The individual defendants have cross-moved for summary judgment on the plaintiffs’ constitutional claims. The City, Starratt and Calnan, are alleged to have violated the plaintiffs constitutional rights when they failed to notify the plaintiff mortgagee. The individual defendants claim that they are entitled to summary judgment on the alleged federal and state constitutional claims. The defendants claim they are entitled to qualified immunity because the alleged constitutional violation, failure to provide due process by failing to notify the owner and mortgagee before demolishing the building, was not clearly established by the time of demolition. However, where the demolition occurred on February 28, 1996, this Court determines that the right to due process owed to a property owner and mortgagee was sufficiently established to warrant denial of the defendants’ motion concerning federal constitutional violations. See Teschke v. Keller, 38 Mass.App.Ct. 627, 633 (decided 6/12/95), citing Christian v. Mooney, 400 Mass. 753, 761 (1987), appeal dismissed and cert. denied sub. nom.
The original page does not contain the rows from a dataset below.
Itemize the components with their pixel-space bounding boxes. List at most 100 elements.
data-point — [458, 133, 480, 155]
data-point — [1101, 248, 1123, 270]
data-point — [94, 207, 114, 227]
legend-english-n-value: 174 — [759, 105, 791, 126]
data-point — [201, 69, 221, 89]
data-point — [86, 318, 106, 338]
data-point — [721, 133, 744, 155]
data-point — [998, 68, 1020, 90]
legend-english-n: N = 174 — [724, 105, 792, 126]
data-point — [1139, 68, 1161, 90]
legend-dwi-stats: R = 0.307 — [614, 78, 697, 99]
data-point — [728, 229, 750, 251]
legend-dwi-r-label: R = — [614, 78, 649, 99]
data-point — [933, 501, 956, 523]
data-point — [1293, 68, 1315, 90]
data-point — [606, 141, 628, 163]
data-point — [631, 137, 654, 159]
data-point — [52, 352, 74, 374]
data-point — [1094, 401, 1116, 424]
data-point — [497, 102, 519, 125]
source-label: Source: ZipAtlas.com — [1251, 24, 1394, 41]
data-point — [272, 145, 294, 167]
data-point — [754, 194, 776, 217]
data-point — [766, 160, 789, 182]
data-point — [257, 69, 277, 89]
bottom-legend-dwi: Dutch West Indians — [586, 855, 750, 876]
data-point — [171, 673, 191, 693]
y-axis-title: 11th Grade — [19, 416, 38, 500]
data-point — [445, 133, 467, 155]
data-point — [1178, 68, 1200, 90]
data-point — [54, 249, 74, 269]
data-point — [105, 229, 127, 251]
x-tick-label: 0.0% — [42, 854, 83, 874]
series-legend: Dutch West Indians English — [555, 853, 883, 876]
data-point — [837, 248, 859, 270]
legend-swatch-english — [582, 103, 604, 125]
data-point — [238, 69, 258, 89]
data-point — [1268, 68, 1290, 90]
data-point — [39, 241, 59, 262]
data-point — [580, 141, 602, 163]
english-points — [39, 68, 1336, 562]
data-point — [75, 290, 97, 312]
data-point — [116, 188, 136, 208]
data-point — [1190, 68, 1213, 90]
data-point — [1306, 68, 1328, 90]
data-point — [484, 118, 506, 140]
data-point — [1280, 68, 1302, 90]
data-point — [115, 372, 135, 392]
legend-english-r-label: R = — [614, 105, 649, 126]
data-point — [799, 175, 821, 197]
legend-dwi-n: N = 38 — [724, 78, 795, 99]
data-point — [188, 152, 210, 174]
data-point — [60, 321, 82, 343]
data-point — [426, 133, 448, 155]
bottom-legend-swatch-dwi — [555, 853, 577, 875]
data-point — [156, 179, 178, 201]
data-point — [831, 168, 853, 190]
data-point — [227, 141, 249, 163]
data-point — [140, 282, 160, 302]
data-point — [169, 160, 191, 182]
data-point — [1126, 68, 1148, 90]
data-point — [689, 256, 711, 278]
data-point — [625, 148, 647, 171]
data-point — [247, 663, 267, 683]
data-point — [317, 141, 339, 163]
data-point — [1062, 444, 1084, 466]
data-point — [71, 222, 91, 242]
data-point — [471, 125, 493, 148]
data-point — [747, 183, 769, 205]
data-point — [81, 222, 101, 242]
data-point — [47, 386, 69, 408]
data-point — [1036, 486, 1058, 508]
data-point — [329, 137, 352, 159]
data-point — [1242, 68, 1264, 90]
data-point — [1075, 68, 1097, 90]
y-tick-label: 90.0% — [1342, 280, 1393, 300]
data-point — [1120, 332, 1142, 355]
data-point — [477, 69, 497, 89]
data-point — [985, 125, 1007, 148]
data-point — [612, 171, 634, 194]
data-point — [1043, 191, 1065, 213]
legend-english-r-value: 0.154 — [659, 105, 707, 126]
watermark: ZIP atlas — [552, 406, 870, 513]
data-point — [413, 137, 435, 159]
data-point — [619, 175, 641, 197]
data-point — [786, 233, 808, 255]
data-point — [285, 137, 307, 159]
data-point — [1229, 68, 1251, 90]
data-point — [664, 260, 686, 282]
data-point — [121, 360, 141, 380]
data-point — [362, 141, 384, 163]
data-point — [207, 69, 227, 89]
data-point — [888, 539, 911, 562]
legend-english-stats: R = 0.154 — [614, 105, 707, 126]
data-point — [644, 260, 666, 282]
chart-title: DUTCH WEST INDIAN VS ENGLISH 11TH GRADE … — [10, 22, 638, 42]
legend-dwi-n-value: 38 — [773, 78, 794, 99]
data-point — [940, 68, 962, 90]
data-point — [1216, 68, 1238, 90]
Christian v. Bewkes, 484 U.S. 1053 (1988), and Mennonite Bd. of Missions v. Adams, 462 U.S. 791 (1983).
However, as the plaintiffs fail to establish any due process violation by “threats, intimidation or coercion,” an additional element contained within the state civil rights statute, the defendants’ motion for partial summary judgment is allowed in part as to state civil rights claims.
ORDER
The City’s Motion for Partial Summary Judgment as to E.F.Y. is DENIED. The Motion of defendants Calnan and Starratt for Partial Summary Judgment is ALLOWED as to the state constitutional claim and DENIED as to the federal constitutional claims. The Plaintiffs Motion for Partial Summary Judgment as to liability in Count I (negligence) is ALLOWED as to the defendant City of Lynn and DENIED as to S&R Contracting Corp.